27 octobre 2011 - 00:00
On a eu chaud à Saint-Denis
Par: Le Courrier


Il était environ 10 h lorsque la moitié de la chaussée s’est affaissée du côté de la rivière Richelieu juste en face du 272, Chemin des Patriotes, une jolie maison patrimoniale où vivent un couple et leurs trois enfants. Elle se trouve dans une courbe située entre la rue du Domaine et la Montée du Coteau.

« La mère était assise dans la maison lorsque c’est arrivé. Elle a vu le poteau électrique glisser, puis disparaître sous ses yeux. Elle s’est avancée vers la fenêtre et elle a vu la route s’en aller avec », a raconté le maire de Saint-Denis-sur-Richelieu, Jacques Villemaire, qui a été l’un des premiers à arriver sur les lieux. « La première chose à laquelle j’ai pensé, c’est à la tragédie de Saint-Jude en 2010. On ne s’imagine pas que ces choses-là peuvent arriver chez nous et pourtant, ça aurait pu arriver », a-t-il soupiré.Bien que la maison de la famille Boivin ne se trouve qu’à quelques mètres de la route, l’ordre d’évacuer la résidence qui avait été donné après l’affaissement de terrain a été levé plus tard dans la journée, après réévaluation des risques par un ingénieur du gouvernement. Les Boivin ont donc pu réintégrer leur demeure le jour même. Joint chez lui, le propriétaire, Pierre Boivin, ne semblait pas inquiet. « Ça a l’air stabilisé », a-t-il indiqué au COURRIER.Le maire Villemaire a révélé que des fissures inquiétantes étaient apparues sur la chaussée dans les jours qui ont précédé le glissement. Le chemin venait tout juste d’être asphalté à neuf par le ministère des Transports (MTQ) et pourtant, il commençait déjà à se lézarder. « Ça se voyait à l’oeil qu’il y avait un problème. Au début, c’était de petites fissures, mais à la fin, on aurait pu passer le bras dedans. Ce n’était pas normal et j’ai appelé au Ministère », a indiqué M. Villemaire.

Projet de stabilisation

Le tronçon de route qui s’est affaissé à Saint-Denis est l’un des 26 segments à risque que le ministère des Transports (MTQ) veut rendre sécuritaires le long du Richelieu d’ici 10 ans en commençant par les cas les plus urgents.

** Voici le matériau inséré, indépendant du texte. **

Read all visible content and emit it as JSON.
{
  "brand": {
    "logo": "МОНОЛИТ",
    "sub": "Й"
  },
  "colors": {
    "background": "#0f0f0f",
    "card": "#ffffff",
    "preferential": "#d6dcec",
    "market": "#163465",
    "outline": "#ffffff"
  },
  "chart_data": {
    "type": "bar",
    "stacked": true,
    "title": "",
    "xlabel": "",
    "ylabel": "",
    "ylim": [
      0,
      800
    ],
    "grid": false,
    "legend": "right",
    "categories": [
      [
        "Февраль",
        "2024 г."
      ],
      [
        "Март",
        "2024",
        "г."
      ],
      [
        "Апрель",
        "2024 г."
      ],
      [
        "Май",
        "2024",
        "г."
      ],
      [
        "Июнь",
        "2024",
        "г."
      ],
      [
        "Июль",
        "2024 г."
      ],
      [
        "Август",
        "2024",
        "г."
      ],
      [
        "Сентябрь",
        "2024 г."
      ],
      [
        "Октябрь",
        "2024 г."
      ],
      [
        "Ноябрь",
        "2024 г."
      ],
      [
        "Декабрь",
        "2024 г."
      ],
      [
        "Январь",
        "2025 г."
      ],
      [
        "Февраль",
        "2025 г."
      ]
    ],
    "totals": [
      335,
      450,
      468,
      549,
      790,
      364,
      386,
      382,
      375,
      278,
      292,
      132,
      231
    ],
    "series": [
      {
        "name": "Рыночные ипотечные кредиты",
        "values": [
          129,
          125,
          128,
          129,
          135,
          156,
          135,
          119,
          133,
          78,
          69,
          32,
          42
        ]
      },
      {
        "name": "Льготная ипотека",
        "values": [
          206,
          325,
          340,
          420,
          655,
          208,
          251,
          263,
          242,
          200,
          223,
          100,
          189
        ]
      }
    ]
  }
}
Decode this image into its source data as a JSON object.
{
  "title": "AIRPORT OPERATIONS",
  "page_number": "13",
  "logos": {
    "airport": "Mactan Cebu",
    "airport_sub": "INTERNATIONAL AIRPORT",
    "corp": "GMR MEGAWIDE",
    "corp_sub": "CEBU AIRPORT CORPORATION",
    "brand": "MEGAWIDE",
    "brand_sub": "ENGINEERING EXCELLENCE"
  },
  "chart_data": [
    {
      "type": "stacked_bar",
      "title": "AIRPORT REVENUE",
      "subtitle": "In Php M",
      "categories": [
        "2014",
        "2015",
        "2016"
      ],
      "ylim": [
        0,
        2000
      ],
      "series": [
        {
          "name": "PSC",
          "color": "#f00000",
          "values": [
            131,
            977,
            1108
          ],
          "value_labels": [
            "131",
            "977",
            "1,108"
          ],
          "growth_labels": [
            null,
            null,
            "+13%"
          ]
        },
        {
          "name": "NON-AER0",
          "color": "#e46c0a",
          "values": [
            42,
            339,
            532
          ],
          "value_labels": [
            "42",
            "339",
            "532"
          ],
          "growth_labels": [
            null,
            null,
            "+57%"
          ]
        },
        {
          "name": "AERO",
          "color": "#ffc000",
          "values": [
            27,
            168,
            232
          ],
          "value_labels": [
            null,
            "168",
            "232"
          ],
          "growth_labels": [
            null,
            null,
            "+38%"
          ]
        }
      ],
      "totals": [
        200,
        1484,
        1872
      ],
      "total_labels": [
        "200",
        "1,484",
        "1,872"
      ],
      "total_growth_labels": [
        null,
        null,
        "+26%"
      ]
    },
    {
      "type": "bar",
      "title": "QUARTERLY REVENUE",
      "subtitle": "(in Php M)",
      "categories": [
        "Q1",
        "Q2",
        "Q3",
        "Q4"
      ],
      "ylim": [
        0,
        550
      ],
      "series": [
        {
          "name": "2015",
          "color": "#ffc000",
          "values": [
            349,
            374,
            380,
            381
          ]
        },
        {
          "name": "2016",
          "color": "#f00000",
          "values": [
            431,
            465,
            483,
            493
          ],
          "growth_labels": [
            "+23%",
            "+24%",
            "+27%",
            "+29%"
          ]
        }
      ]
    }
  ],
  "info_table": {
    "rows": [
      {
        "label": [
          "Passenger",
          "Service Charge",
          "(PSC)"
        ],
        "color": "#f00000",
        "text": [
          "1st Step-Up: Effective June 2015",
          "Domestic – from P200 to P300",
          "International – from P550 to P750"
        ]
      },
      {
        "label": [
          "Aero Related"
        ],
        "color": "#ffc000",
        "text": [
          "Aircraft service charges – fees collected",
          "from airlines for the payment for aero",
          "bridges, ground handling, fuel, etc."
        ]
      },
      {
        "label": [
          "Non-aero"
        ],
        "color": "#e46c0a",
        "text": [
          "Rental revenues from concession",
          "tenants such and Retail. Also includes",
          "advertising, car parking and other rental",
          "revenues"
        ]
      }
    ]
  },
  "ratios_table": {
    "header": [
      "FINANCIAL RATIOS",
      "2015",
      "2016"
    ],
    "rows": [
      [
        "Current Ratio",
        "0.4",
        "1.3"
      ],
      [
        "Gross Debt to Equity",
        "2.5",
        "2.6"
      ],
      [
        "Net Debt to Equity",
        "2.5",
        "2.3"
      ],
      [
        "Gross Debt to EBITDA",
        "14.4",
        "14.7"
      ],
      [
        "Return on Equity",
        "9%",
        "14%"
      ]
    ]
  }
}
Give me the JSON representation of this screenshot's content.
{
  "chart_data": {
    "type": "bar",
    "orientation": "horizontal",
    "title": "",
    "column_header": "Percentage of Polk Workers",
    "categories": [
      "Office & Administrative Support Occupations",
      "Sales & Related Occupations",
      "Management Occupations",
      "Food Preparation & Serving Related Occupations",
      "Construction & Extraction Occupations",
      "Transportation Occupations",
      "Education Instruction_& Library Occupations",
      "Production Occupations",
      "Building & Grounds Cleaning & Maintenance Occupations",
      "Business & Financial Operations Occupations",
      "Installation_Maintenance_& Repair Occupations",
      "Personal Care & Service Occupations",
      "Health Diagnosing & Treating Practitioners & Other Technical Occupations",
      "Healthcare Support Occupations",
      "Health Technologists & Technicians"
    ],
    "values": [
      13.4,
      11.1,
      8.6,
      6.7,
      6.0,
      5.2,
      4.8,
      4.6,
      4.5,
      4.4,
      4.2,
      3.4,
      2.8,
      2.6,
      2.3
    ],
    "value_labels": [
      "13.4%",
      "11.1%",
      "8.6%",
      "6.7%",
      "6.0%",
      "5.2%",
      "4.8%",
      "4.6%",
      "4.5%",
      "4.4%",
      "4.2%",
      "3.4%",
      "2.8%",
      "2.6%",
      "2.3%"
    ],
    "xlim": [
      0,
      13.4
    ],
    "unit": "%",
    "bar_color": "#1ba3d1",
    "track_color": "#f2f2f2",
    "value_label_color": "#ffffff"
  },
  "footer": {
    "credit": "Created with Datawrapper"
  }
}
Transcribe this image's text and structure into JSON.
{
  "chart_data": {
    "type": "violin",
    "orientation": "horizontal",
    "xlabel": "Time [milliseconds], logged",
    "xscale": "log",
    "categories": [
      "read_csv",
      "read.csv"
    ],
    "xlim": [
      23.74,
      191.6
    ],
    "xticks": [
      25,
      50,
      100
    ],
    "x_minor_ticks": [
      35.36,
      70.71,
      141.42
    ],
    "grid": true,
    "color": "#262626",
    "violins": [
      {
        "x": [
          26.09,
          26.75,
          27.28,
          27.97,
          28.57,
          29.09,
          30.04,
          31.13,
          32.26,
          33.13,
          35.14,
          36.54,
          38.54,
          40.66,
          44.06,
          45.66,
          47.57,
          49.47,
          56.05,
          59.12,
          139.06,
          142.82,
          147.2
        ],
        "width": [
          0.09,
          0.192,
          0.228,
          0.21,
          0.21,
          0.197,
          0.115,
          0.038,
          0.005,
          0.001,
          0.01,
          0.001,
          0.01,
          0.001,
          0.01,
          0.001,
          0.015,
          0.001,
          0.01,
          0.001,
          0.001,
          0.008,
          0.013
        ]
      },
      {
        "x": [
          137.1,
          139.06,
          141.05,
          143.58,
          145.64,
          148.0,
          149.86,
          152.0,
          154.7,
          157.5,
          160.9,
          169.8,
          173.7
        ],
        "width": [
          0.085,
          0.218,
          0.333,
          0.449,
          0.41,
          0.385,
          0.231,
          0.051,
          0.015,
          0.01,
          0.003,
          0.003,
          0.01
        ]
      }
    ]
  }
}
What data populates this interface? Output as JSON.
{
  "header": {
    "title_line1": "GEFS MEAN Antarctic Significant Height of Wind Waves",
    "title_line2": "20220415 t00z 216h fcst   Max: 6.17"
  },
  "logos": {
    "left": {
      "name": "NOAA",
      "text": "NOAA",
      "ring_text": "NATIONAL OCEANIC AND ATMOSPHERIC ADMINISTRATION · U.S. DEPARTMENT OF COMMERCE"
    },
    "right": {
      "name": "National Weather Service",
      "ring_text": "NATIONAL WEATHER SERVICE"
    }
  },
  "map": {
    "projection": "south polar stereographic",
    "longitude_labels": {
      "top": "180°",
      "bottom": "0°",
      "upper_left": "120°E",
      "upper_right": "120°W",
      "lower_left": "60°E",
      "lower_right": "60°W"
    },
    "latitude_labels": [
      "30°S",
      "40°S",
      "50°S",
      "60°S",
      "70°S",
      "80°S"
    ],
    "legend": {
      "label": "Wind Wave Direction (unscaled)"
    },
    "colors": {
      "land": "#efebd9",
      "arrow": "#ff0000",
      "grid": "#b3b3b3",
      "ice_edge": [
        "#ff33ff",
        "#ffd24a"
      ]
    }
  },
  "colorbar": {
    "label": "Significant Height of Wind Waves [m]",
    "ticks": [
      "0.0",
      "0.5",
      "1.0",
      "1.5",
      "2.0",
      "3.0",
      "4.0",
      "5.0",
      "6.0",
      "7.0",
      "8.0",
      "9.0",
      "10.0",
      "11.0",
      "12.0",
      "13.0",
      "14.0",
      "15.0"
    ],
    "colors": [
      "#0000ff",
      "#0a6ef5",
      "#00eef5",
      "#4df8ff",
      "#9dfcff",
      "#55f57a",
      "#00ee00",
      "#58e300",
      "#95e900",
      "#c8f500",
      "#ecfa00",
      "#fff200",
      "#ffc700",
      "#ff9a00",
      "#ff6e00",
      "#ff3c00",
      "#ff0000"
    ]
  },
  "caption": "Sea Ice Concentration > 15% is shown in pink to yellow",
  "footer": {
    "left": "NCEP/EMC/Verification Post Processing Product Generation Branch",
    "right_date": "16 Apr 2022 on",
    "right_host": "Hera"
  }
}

Le « Programme de stabilisation des berges de la rivière Richelieu le long des routes 133 et 233 entre Saint-Basile-le-Grand et Saint-Ours » a fait l’objet d’un rapport du Bureau d’audiences publiques sur l’environnement (BAPE) en juin 2011. Les audiences s’étaient déroulées en février et mars à Beloeil et l’un des participants, Onil Perrier, traitait justement du tronçon 133-6 à Saint-Denis – celui qui s’est affaissé – dans le mémoire qu’il a déposé. Il proposait la construction d’un chemin de contournement des bâtiments de la zone, dont la maison de M. Boivin et une ancienne école de rang à laquelle il s’intéresse, mais sa suggestion n’a pas été retenue.« D’une année à l’autre, nous voyons l’asphalte décrocher. La chaussée penche dans le sens inverse de la courbe et les camions qui roulent à 90 km/h sont déportés vers l’extérieur », expliquait-il dans son mémoire. Les derniers événements ne l’ont donc pas du tout surpris. « Il se produit ce que je prévoyais », a-t-il commenté.M. Perrier, qui a été inspecteur municipal à Saint-Denis de 1979 à 1985, croit que les travaux d’asphaltage pourraient être l’élément déclencheur du glissement. « Ils ont mis un pied d’asphalte supplémentaire pour corriger l’inclinaison du chemin. Ça représente au moins une centaine de tonnes d’asphalte ». Selon lui, il se peut très bien que ce soit ce poids qui a entraîné vers la rivière un talus déjà instable. « On a bien l’impression qu’ils s’entêtent dans leurs solutions », a-t-il conclu.Dans le rapport du BAPE, on apprend que le tronçon 133-6 devait être traité en urgence, mais qu’après révision, le MTQ l’avait plutôt classé parmi les projets à réaliser dans un horizon de trois à dix ans. Or, en raison de ce qui vient d’arriver, les travaux de stabilisation de la berge qui étaient projetés vont commencer tout de suite, a fait savoir le maire Villemaire. Il ne s’attend donc pas à ce que la route 133 soit rouverte avant des semaines.